All this cogitation has left me with 3 wishes that I believe would dramatically improve iOS:

Wish 1: An LMS Designed Around iOS (and other mobile OS's)

Please tell me I'm wrong - but every learning management system (LMS) that I look at seems to be designed first for the browser. The mobile e-learning experience is relegated to whatever can be architected within the constraints of a platform initially designed for the screen size and capabilities of a browser and a laptop.

What would the LMS look like if this paradigm was reversed? Design for mobile first, and on then make a browser version.

A mobile LMS would leverage the capabilities of an app. It would have syncing and offline content storage. It would be parsimonious in features but robust in performance.  

It would be intuitive to navigate by swipe and gesture. It would have robust notification and response features. Formative assessments would be easy to access and complete.  Collaboration tools would be scaled to the smaller screen, with a UI designed to encourage collaboration and presence awareness.   

A mobile first LMS would never dump the student into a browser session. All content and tools would be contained within the app, available online or offline.

The irony is that we have something very close to a great mobile LMS app - the iTunes U Courses app.  

Apple could do a few basic things and the iTunes U app would be a contender for any program or course that wanted to dump the existing web-based LMS. We would need a collaboration tool (combined discussion / blog feature).  An assessment tool. A way to turn in assignments. A grade book. A system for pre-enrollment and SIS integration. And a simple Web interface that matched these features. With these six additional features Apple would provide a serious alternative to the existing LMS paradigm.   

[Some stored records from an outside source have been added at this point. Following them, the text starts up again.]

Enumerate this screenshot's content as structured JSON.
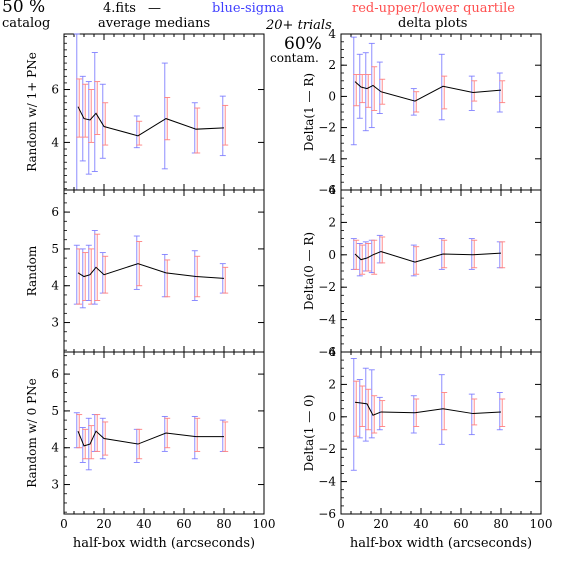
{
  "header": {
    "percent": "50 %",
    "catalog": "catalog",
    "fits": "4.fits",
    "dash": "—",
    "medians": "average medians",
    "blue_legend": "blue-sigma",
    "red_legend": "red-upper/lower quartile",
    "trials": "20+ trials",
    "contam_pct": "60%",
    "contam": "contam.",
    "delta": "delta plots"
  },
  "colors": {
    "line": "#000000",
    "sigma": "#8080ff",
    "quartile": "#ff8080",
    "axis": "#000000"
  },
  "x_axis": {
    "label": "half-box width (arcseconds)",
    "ticks": [
      "0",
      "20",
      "40",
      "60",
      "80",
      "100"
    ],
    "range": [
      0,
      100
    ]
  },
  "chart_data": [
    {
      "type": "line",
      "panel": "left-top",
      "ylabel": "Random w/ 1+ PNe",
      "ylim": [
        2.2,
        8.1
      ],
      "y_ticks": [
        "4",
        "6"
      ],
      "x": [
        7,
        10,
        13,
        16,
        20,
        37,
        51,
        66,
        80
      ],
      "median": [
        5.35,
        4.9,
        4.85,
        5.1,
        4.6,
        4.25,
        4.9,
        4.5,
        4.55
      ],
      "sigma_lo": [
        0.5,
        3.3,
        2.8,
        2.9,
        3.4,
        3.8,
        3.0,
        3.6,
        3.5
      ],
      "sigma_hi": [
        8.1,
        6.5,
        6.3,
        7.4,
        6.2,
        5.0,
        7.0,
        5.5,
        5.75
      ],
      "q_lo": [
        4.2,
        4.2,
        4.0,
        4.3,
        3.9,
        3.9,
        4.1,
        3.6,
        3.9
      ],
      "q_hi": [
        6.4,
        6.2,
        6.0,
        6.3,
        5.5,
        4.8,
        5.7,
        5.3,
        5.4
      ]
    },
    {
      "type": "line",
      "panel": "right-top",
      "ylabel": "Delta(1 — R)",
      "ylim": [
        -6,
        4
      ],
      "y_ticks": [
        "4",
        "2",
        "0",
        "−2",
        "−4",
        "−6"
      ],
      "x": [
        7,
        10,
        13,
        16,
        20,
        37,
        51,
        66,
        80
      ],
      "median": [
        0.95,
        0.6,
        0.5,
        0.7,
        0.3,
        -0.3,
        0.65,
        0.25,
        0.4
      ],
      "sigma_lo": [
        -3.1,
        -1.4,
        -2.2,
        -2.0,
        -1.1,
        -1.2,
        -1.5,
        -0.9,
        -1.0
      ],
      "sigma_hi": [
        3.8,
        2.7,
        2.8,
        3.4,
        2.2,
        0.5,
        2.7,
        1.3,
        1.5
      ],
      "q_lo": [
        -0.6,
        -0.4,
        -0.7,
        -0.9,
        -0.5,
        -1.0,
        -0.8,
        -0.3,
        -0.4
      ],
      "q_hi": [
        1.4,
        1.4,
        1.4,
        1.9,
        1.1,
        0.3,
        1.3,
        1.0,
        1.0
      ]
    },
    {
      "type": "line",
      "panel": "left-middle",
      "ylabel": "Random",
      "ylim": [
        2.2,
        6.6
      ],
      "y_ticks": [
        "6",
        "5",
        "4",
        "3"
      ],
      "x": [
        7,
        10,
        13,
        16,
        20,
        37,
        51,
        66,
        80
      ],
      "median": [
        4.35,
        4.25,
        4.3,
        4.5,
        4.3,
        4.6,
        4.35,
        4.25,
        4.2
      ],
      "sigma_lo": [
        3.5,
        3.4,
        3.6,
        3.5,
        3.8,
        3.9,
        3.7,
        3.6,
        3.8
      ],
      "sigma_hi": [
        5.1,
        5.0,
        5.1,
        5.5,
        4.9,
        5.35,
        4.85,
        4.95,
        4.6
      ],
      "q_lo": [
        3.5,
        3.6,
        3.5,
        3.6,
        3.8,
        4.0,
        3.7,
        3.7,
        3.8
      ],
      "q_hi": [
        5.0,
        4.9,
        5.0,
        5.4,
        4.8,
        5.2,
        4.7,
        4.8,
        4.5
      ]
    },
    {
      "type": "line",
      "panel": "right-middle",
      "ylabel": "Delta(0 — R)",
      "ylim": [
        -6,
        4
      ],
      "y_ticks": [
        "4",
        "2",
        "0",
        "−2",
        "−4",
        "−6"
      ],
      "x": [
        7,
        10,
        13,
        16,
        20,
        37,
        51,
        66,
        80
      ],
      "median": [
        0.05,
        -0.3,
        -0.2,
        0.0,
        0.2,
        -0.45,
        0.05,
        0.0,
        0.1
      ],
      "sigma_lo": [
        -0.9,
        -1.3,
        -1.0,
        -1.1,
        -0.5,
        -1.3,
        -0.9,
        -0.9,
        -0.8
      ],
      "sigma_hi": [
        1.0,
        0.7,
        0.8,
        0.9,
        1.2,
        0.6,
        1.0,
        1.0,
        0.8
      ],
      "q_lo": [
        -0.9,
        -1.2,
        -1.0,
        -1.2,
        -0.5,
        -1.2,
        -0.8,
        -0.8,
        -0.8
      ],
      "q_hi": [
        0.9,
        0.6,
        0.7,
        0.9,
        1.1,
        0.5,
        0.9,
        0.9,
        0.8
      ]
    },
    {
      "type": "line",
      "panel": "left-bottom",
      "ylabel": "Random w/ 0 PNe",
      "ylim": [
        2.2,
        6.6
      ],
      "y_ticks": [
        "6",
        "5",
        "4",
        "3"
      ],
      "x": [
        7,
        10,
        13,
        16,
        20,
        37,
        51,
        66,
        80
      ],
      "median": [
        4.45,
        4.05,
        4.1,
        4.45,
        4.25,
        4.1,
        4.4,
        4.3,
        4.3
      ],
      "sigma_lo": [
        4.0,
        3.6,
        3.4,
        3.9,
        3.7,
        3.6,
        3.9,
        3.7,
        3.9
      ],
      "sigma_hi": [
        4.95,
        4.55,
        4.8,
        4.9,
        4.8,
        4.5,
        4.85,
        4.85,
        4.75
      ],
      "q_lo": [
        4.0,
        3.7,
        3.7,
        3.9,
        3.8,
        3.7,
        4.0,
        3.9,
        3.9
      ],
      "q_hi": [
        4.9,
        4.5,
        4.6,
        4.9,
        4.7,
        4.5,
        4.8,
        4.8,
        4.7
      ]
    },
    {
      "type": "line",
      "panel": "right-bottom",
      "ylabel": "Delta(1 — 0)",
      "ylim": [
        -6,
        4
      ],
      "y_ticks": [
        "4",
        "2",
        "0",
        "−2",
        "−4",
        "−6"
      ],
      "x": [
        7,
        10,
        13,
        16,
        20,
        37,
        51,
        66,
        80
      ],
      "median": [
        0.9,
        0.85,
        0.8,
        0.1,
        0.3,
        0.25,
        0.5,
        0.2,
        0.3
      ],
      "sigma_lo": [
        -3.3,
        -1.3,
        -1.5,
        -1.3,
        -0.8,
        -1.0,
        -1.7,
        -1.1,
        -0.8
      ],
      "sigma_hi": [
        3.6,
        2.3,
        3.0,
        2.9,
        1.2,
        1.3,
        2.6,
        1.4,
        1.5
      ],
      "q_lo": [
        -1.2,
        -0.6,
        -0.8,
        -1.0,
        -0.6,
        -0.6,
        -0.8,
        -0.5,
        -0.6
      ],
      "q_hi": [
        2.2,
        1.9,
        1.7,
        1.3,
        1.0,
        1.1,
        1.5,
        1.1,
        1.1
      ]
    }
  ]
}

Wish 2: Camera / Microphone iOS in App Access

This e-learning iOS wish should be the simplest of all my wishes for Apple to fulfill. Update the iPad / iPhone operating system to allow apps to access the microphone and camera.

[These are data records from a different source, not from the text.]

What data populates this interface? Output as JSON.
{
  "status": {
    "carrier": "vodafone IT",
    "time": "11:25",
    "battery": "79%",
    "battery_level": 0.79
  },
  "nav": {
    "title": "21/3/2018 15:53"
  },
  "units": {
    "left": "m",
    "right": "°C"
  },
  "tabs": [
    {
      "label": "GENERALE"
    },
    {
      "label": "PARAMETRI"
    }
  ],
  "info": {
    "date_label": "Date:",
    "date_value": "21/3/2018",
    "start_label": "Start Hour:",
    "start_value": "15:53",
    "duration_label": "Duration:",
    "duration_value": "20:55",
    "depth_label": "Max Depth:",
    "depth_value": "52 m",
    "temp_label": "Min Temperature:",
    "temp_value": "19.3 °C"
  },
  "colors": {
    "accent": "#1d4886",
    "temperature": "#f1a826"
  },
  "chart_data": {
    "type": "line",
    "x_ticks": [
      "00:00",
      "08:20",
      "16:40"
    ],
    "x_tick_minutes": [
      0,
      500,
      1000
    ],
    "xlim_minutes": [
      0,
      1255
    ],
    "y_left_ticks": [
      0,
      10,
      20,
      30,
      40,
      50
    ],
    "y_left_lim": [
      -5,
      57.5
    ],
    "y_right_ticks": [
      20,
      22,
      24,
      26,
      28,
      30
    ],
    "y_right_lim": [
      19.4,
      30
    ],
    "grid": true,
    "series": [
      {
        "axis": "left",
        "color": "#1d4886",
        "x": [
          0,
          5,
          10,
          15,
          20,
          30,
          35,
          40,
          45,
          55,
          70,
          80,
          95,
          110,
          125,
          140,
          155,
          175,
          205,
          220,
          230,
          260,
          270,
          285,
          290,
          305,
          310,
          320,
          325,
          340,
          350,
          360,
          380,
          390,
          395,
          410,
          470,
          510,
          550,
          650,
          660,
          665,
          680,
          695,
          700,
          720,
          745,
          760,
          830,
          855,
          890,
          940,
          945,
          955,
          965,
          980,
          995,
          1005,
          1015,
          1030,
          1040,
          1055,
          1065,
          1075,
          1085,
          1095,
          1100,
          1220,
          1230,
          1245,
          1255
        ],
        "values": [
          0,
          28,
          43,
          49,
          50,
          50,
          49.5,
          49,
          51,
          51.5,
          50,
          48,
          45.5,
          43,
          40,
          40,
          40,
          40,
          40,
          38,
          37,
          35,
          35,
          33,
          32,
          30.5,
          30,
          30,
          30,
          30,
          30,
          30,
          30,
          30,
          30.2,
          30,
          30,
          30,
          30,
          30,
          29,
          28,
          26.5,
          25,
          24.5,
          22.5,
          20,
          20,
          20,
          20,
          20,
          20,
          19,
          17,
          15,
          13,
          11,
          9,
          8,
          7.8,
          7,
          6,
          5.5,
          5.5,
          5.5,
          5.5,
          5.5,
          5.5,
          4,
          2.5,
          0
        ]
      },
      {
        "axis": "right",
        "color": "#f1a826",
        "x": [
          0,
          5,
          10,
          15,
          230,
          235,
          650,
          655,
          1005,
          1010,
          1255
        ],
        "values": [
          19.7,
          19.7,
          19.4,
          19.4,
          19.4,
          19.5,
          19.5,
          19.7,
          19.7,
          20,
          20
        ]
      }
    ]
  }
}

This update would allow any app to record video and voice over the content on the screen.   This capability has been part of the computer OS capabilities forever.  We couldn't imagine a Windows or OS X machine that would not allow us to utilize the camera and microphone in an application.  But that is where we are with iOS.

There is no good iPad application that matches what we can do in TechSmith's Camtasia Relay, Adobe's Captviate, or TeleStream's Screenflow.   No simple way to record, share and distribute a voice and camera capture over a presentation or virtual whiteboard.

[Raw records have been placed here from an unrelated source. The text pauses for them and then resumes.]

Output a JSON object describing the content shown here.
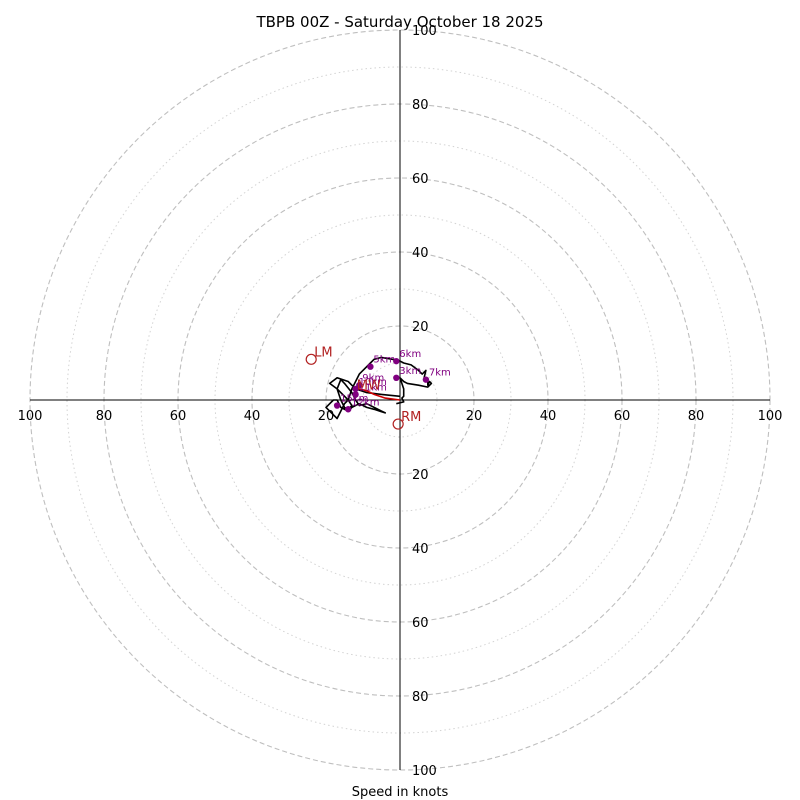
{
  "chart_data": {
    "type": "hodograph",
    "title": "TBPB 00Z - Saturday October 18 2025",
    "xlabel": "Speed in knots",
    "units": "knots",
    "axis_range": [
      -100,
      100
    ],
    "ring_major": [
      20,
      40,
      60,
      80,
      100
    ],
    "ring_minor": [
      10,
      30,
      50,
      70,
      90
    ],
    "tick_values": [
      20,
      40,
      60,
      80,
      100
    ],
    "tick_labels": {
      "left": [
        "100",
        "80",
        "60",
        "40",
        "20"
      ],
      "right": [
        "20",
        "40",
        "60",
        "80",
        "100"
      ],
      "top": [
        "100",
        "80",
        "60",
        "40",
        "20"
      ],
      "bottom": [
        "20",
        "40",
        "60",
        "80",
        "100"
      ]
    },
    "trace": {
      "color": "#000000",
      "lowlevel_color": "#cc0000",
      "points": [
        [
          0,
          1
        ],
        [
          -5,
          1.5
        ],
        [
          -9,
          2
        ],
        [
          -12,
          3
        ],
        [
          -14,
          5
        ],
        [
          -17,
          6
        ],
        [
          -19,
          4.5
        ],
        [
          -17,
          3
        ],
        [
          -16,
          0
        ],
        [
          -15,
          -2
        ],
        [
          -14,
          -2.5
        ],
        [
          -13,
          -1.5
        ],
        [
          -14,
          0
        ],
        [
          -16,
          2
        ],
        [
          -17,
          3
        ],
        [
          -16,
          5.5
        ],
        [
          -15,
          4.5
        ],
        [
          -13,
          2
        ],
        [
          -12,
          0
        ],
        [
          -11,
          -1.5
        ],
        [
          -9,
          -1
        ],
        [
          -7,
          -2
        ],
        [
          -5,
          -3
        ],
        [
          -4,
          -3.5
        ],
        [
          -7,
          -2.5
        ],
        [
          -9,
          -2
        ],
        [
          -11,
          -1
        ],
        [
          -13,
          -2
        ],
        [
          -14,
          -3
        ],
        [
          -16,
          -2
        ],
        [
          -17,
          0
        ],
        [
          -18,
          0
        ],
        [
          -19,
          -1
        ],
        [
          -20,
          -2
        ],
        [
          -18,
          -4
        ],
        [
          -17,
          -5
        ],
        [
          -16,
          -3
        ],
        [
          -15,
          -1
        ],
        [
          -14,
          0
        ],
        [
          -13,
          3
        ],
        [
          -12,
          5
        ],
        [
          -11,
          7
        ],
        [
          -9,
          9
        ],
        [
          -8,
          10
        ],
        [
          -7,
          11
        ],
        [
          -5,
          11.5
        ],
        [
          -2,
          11
        ],
        [
          0,
          10.5
        ],
        [
          1,
          10
        ],
        [
          3,
          9.5
        ],
        [
          5,
          8
        ],
        [
          6,
          7
        ],
        [
          7,
          8
        ],
        [
          6.5,
          6
        ],
        [
          7.5,
          5
        ],
        [
          7.5,
          4
        ],
        [
          8,
          5
        ],
        [
          8.5,
          4.5
        ],
        [
          7.5,
          3.5
        ],
        [
          5,
          4
        ],
        [
          2,
          4.5
        ],
        [
          1,
          5
        ],
        [
          0,
          6
        ],
        [
          1,
          3
        ],
        [
          1,
          1
        ],
        [
          0.5,
          0.5
        ],
        [
          1,
          -0.5
        ],
        [
          -1,
          -1
        ]
      ],
      "lowlevel_points": [
        [
          0,
          0
        ],
        [
          -4,
          0.5
        ],
        [
          -7,
          1.5
        ],
        [
          -9,
          2.5
        ],
        [
          -11,
          3
        ]
      ]
    },
    "height_markers": [
      {
        "label": "3km",
        "u": -1,
        "v": 6
      },
      {
        "label": "5km",
        "u": -8,
        "v": 9
      },
      {
        "label": "6km",
        "u": -1,
        "v": 10.5
      },
      {
        "label": "7km",
        "u": 7,
        "v": 5.5
      },
      {
        "label": "9km",
        "u": -11,
        "v": 4
      },
      {
        "label": "10km",
        "u": -12,
        "v": 3
      },
      {
        "label": "11km",
        "u": -12,
        "v": 1.5
      },
      {
        "label": "12km",
        "u": -14,
        "v": -2.5
      },
      {
        "label": "15km",
        "u": -17,
        "v": -1.5
      }
    ],
    "storm_motion": [
      {
        "label": "LM",
        "u": -24,
        "v": 11
      },
      {
        "label": "RM",
        "u": -0.5,
        "v": -6.5
      },
      {
        "label": "MW",
        "u": -12.5,
        "v": 2
      }
    ],
    "colors": {
      "ring": "#bfbfbf",
      "axis": "#000000",
      "marker": "#800080",
      "storm_motion": "#b22222"
    }
  }
}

This lack of the ability to create rapidly authored voice/video over-presentations is a significant limitation to the utility of the iPad (and iPhone) as an e-learning platform.   

Perhaps an opportunity for Microsoft and Google to leap ahead of Apple?

Wish 3: Full-Featured Office on iOS

Are you as confused as I am about Microsoft's iOS strategy?   

Today we can get an app called "Office Mobile for Office 365 Subscribers"

David Pogue's review of the app was "yawn".

No ability to create an new PowerPoint. Stripped down editing features in Word and Excel. And the need to be a subscriber to Office 365.

Pogue mentions that there are other alternatives, such as Documents to Go Premium ($16), Polaris Office ($13) and QuickOffice Pro ($15) - so maybe the lack of a robust Office iOS app / Skydrive / client integration is not that big of a deal. 

But I can't get past the idea that I want my Office docs to work seamlessly across whatever screen that I'm on. I want my documents to all to update automatically, and I want the creation and editing experience to achieve as close to parity across platforms as the screen real estate allows.    

Microsoft's refusal to invest in a true iOS Office app may end up hurting the company in the long run.  

At some point we are going to find productivity software alternatives that are designed for mobile first. It may be that this shift will come earlier in the education world than the corporate world, as e-learning is moving quickly to mobile / browser parity.

What would be your iOS e-learning wish?